Arrivée d'un camion au point de contrôle du terminal de Yangshan, rattaché au port de Shanghai en Chine.
Arrivée d'un camion au point de contrôle du terminal de Yangshan, rattaché au port de Shanghai en Chine.
© Kevin Lee/Commission européenne

L'accord signé fin 2013 entre la Roumanie et la Chine pour l'exportation de bovins roumains  porterait sur un total de 500 000 animaux sur une période de dix ans.
Il s’agirait au moins dans un premier temps uniquement de reproducteurs. « Sachant que le cheptel roumain total s’élève à 2 millions d’animaux, dont environ 1,1 million de vaches laitières et 20 000 vaches allaitantes, le nombre d’animaux engagés dans cet accord semble énorme » commente Jean-Marc Chaumet de l’Institut de l’élevage. « La concrétisation de cet accord paraît difficile, au moins pour les prochaines années.
Il est cependant possible que la Roumanie exporte à court terme quelques milliers
de reproducteurs chaque année. » Et la Roumanie affiche sa volonté de développer massivement son cheptel dans les prochaines années pour répondre à ce marché.
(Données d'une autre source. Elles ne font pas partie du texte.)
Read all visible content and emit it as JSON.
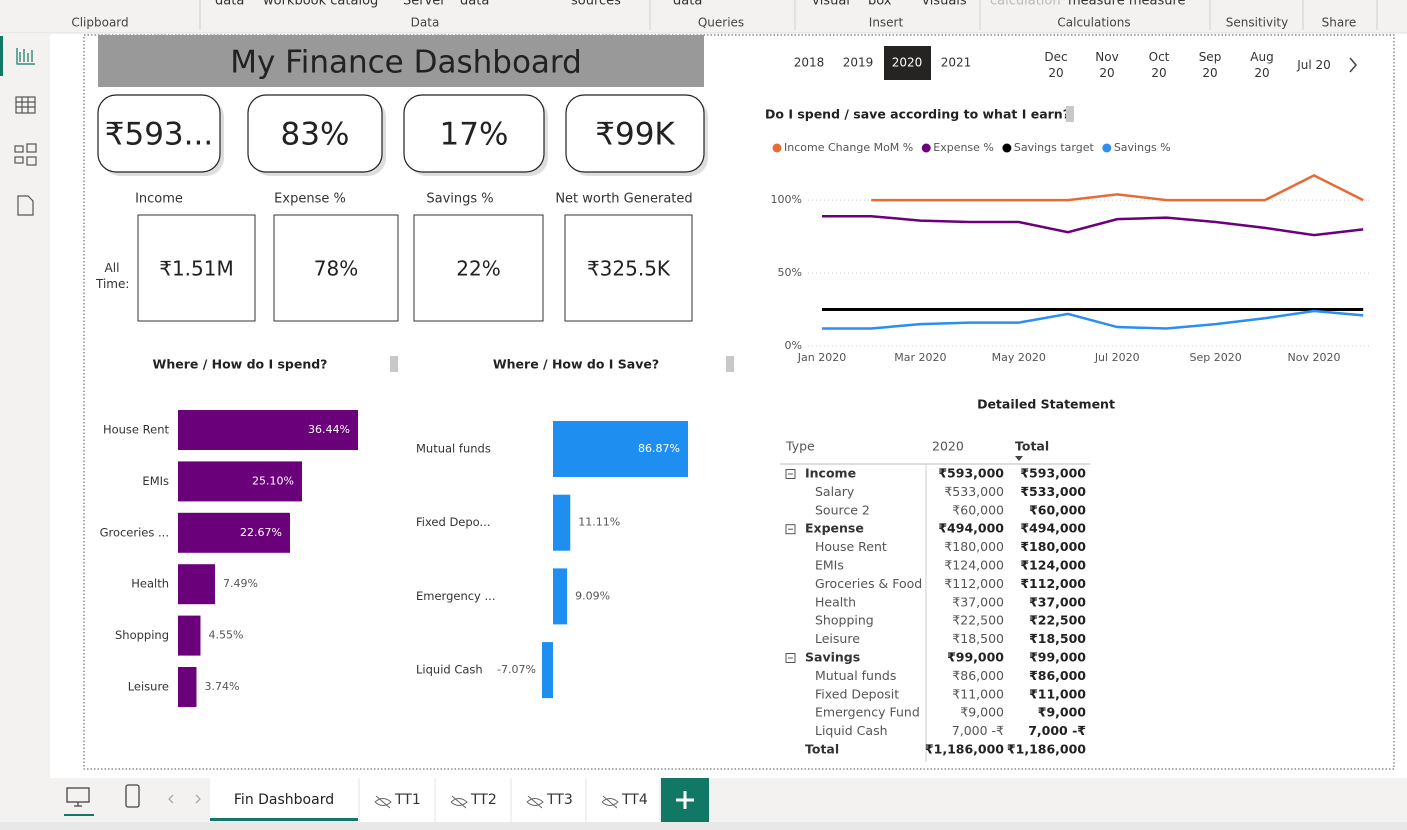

La Chine a importé environ 120 000 vaches laitières en 2012, et près de 100 000 en 2013. Il s’agit majoritairement de Holsteins en provenance d’abord d’Australie, ainsi que de Nouvelle-Zélande et d’Uruguay. Avec cet accord, ce sont donc des animaux d’un type bien différent qui iraient faire carrière en Chine, puisque le cheptel roumain est essentiellement constitué de vaches laitières mixtes, d’une race proche de la Simmental, à moindre potentiel laitier. « Cet accord illustre la recherche de diversification de la part de la Chine de ses sources d’approvisionnement en animaux », explique Jean-Marc Chaumet. Elle négocie pays par pays pour ses importations, et non pas avec l’Union européenne en tant qu’interlocuteur unique. Jusqu’à présent, les frontières chinoises restent fermées aux animaux français en raison du statut du pays à l’égard de l’ESB.